Bölüm 8/ Arkona

680 68 44
                                    

Bölüm 8

ARKONA/ Kara Prens

      Oturduğu değerli taşlarla süslenmiş altın tahtın kenarında, yere diz çöktürülmüş halde bekleyen küskün prensese bakan Prens Solhan, büyük Arkona krallığının güzel dansçılarının sadece kendisi için yaptıkları dansı izliyor görünüyordu. Oysa dansçılara pek de aldırmayan genç prens yanında oturan Arkona prensesinin cesur babasını düşünüyordu. Daha dün sabah, elli bin kişilik kendi öz ordusuyla güçlü Arkona ordusunu dize getirerek Kral Dalda'yı esir etmişti. Savaş meydanında esir edilen hiç kimseye merhamet göstermeyen Kara Prens doğruca Akşehir'in en büyük müttefikinin başkentine, Arkona'ya yürümüştü. Nihayet bu sabah, esir alınan krallarını görünce, iki bin şehir muhafızı direnmekten vaz geçmiş, karşı koymadan şehrin kapılarını Solhan'ın orduları için açmıştı.

      Batının Kudretli Prensi güçlü ordusuyla şehre girdikten hemen sonra önce şehri teslim eden muhafızları, sonra da Kudretli Dalda'yı büyük meydanda idam ettirmişti. İdam sırasında celladın ağzı enli bir baltayla kestiği yenik kralın başı, işte şimdi tahtın kenarında, çıplak taşlar üzerine oturan soylu kızın ayaklarının ucuna yuvarlanmıştı. Solhan kızı ilk defa o zaman fark etmişti. Babasının kesik başına görmek istemeyen menekşe gözler büyük bir kinle kendisine bakıyordu. Solhan bu nefret dolu bakışı görmemek için bakışlarını kaçırmak istemişti ama bunu yapamazdı. Tıpkı celladın insafsız baltası Dalda'nın boynuna inerken çok istediği halde gözlerini kapatamayışı gibi.
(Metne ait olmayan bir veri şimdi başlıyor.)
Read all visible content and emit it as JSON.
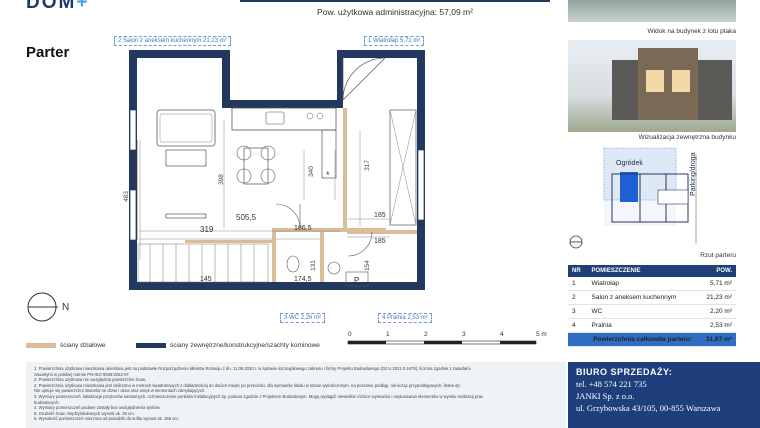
{
  "header": {
    "logo_text": "DOM",
    "logo_mark": "+",
    "usable_area": "Pow. użytkowa administracyjna: 57,09 m²"
  },
  "plan": {
    "floor_title": "Parter",
    "room_labels": {
      "salon": "2 Salon z aneksem kuchennym 21,23 m²",
      "wiatrolap": "1 Wiatrołap 5,71 m²",
      "wc": "3 WC 2,26 m²",
      "pralnia": "4 Pralnia 2,53 m²"
    },
    "dimensions": {
      "d483": "483",
      "d398": "398",
      "d340": "340",
      "d317": "317",
      "d505_5": "505,5",
      "d319": "319",
      "d186_5": "186,5",
      "d185a": "185",
      "d185b": "185",
      "d174_5": "174,5",
      "d131": "131",
      "d154": "154",
      "d145": "145"
    },
    "marks": {
      "p_mark": "P",
      "asterisk": "*"
    }
  },
  "legend": {
    "partition_walls": "ściany działowe",
    "external_walls": "ściany zewnętrzne/konstrukcyjne/szachty kominowe",
    "partition_color": "#d9bd98",
    "external_color": "#23385f"
  },
  "scale": {
    "ticks": [
      "0",
      "1",
      "2",
      "3",
      "4",
      "5 m"
    ]
  },
  "notes": [
    "1. Powierzchnia użytkowa mieszkania określona jest na podstawie Rozporządzenia Ministra Rozwoju z dn. 11.09.2020 r. w sprawie szczegółowego zakresu i formy Projektu Budowlanego (Dz.U.2022.0.1679), liczona zgodnie z zasadami",
    "zawartymi w polskiej normie PN-ISO 9836:2022-07.",
    "2. Powierzchnia użytkowa nie uwzględnia powierzchni ścian,",
    "2. Powierzchnia użytkowa mieszkania jest obliczona w metrach kwadratowych z dokładnością do dwóch miejsc po przecinku, dla wymiarów lokalu w stanie wykończonym, na poziomie podłogi, nie licząc przypodłogowych, listew itp.",
    "Nie ujmuje się powierzchni otworów ne drzwi i okna oraz wnęk w elementach zamykających.",
    "3. Wymiary pomieszczeń, lokalizacje przyborów sanitarnych, rozmieszczenie punktów instalacyjnych itp. podano zgodnie z Projektem Budowlanym. Mogą wystąpić niewielkie różnice wymiarów i usytuowania elementów w wyniku realizacji prac",
    "budowlanych.",
    "4. Wymiary pomieszczeń podane zostały bez uwzględnienia tynków.",
    "5. Grubość ścian międzylokalowych wynosi ok. 25 cm.",
    "6. Wysokość pomieszczeń mierzona od posadzki do sufitu wynosi ok. 265 cm."
  ],
  "sidebar": {
    "view_birds_eye": "Widok na budynek z lotu ptaka",
    "view_external": "Wizualizacja zewnętrzna budynku",
    "site_garden": "Ogródek",
    "site_parking": "Parking/droga",
    "floor_plan_caption": "Rzut parteru"
  },
  "room_table": {
    "headers": [
      "NR",
      "POMIESZCZENIE",
      "POW."
    ],
    "rows": [
      {
        "nr": "1",
        "name": "Wiatrołap",
        "area": "5,71 m²"
      },
      {
        "nr": "2",
        "name": "Salon z aneksem kuchennym",
        "area": "21,23 m²"
      },
      {
        "nr": "3",
        "name": "WC",
        "area": "2,20 m²"
      },
      {
        "nr": "4",
        "name": "Pralnia",
        "area": "2,53 m²"
      }
    ],
    "total_label": "Powierzchnia całkowita parteru:",
    "total_value": "31,67 m²"
  },
  "sales": {
    "title": "BIURO SPRZEDAŻY:",
    "phone": "tel. +48 574 221 735",
    "company": "JANKI Sp. z o.o.",
    "address": "ul. Grzybowska 43/105, 00-855 Warszawa"
  }
}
      Arkona Kralının infazından sonra şehir gün batıncaya kadar askerlerin yağmasına bırakılmıştı. Solhan aslında bu konuda istekli değildi ancak babasının açık buyruğu karşısında emri vermek zorundaydı. Arkona'nın; Akşehir'in hanımlarını aratmayacak güzellikteki taze kızları, savaşta öldürülen cesur Arkona savaşçılarının dul eşleri, işte bütün şehrin karısı, kızı, Tammu'nun adeta kudurmuş savaşçılarının eğlencesi olmuştu. Başlangıçta bu saldırılara ve tecavüzlere direnmeye çalışan insanlar, yaşadıkları dehşet ve çaresizlikle kederli bir teslimiyete bürünmüş, kendilerini bu acımasız insanların insafına bırakmışlardı.

      Gün batımı ile prensin ordusu tekrar alışıldık mutlak disiplinine dönmüş, sarayı korumak için bırakılan bin kişilik seçme birliğin dışındakiler şehir duvarlarının dışına çıkarılarak kurulan kamplarına yerleşmişlerdi.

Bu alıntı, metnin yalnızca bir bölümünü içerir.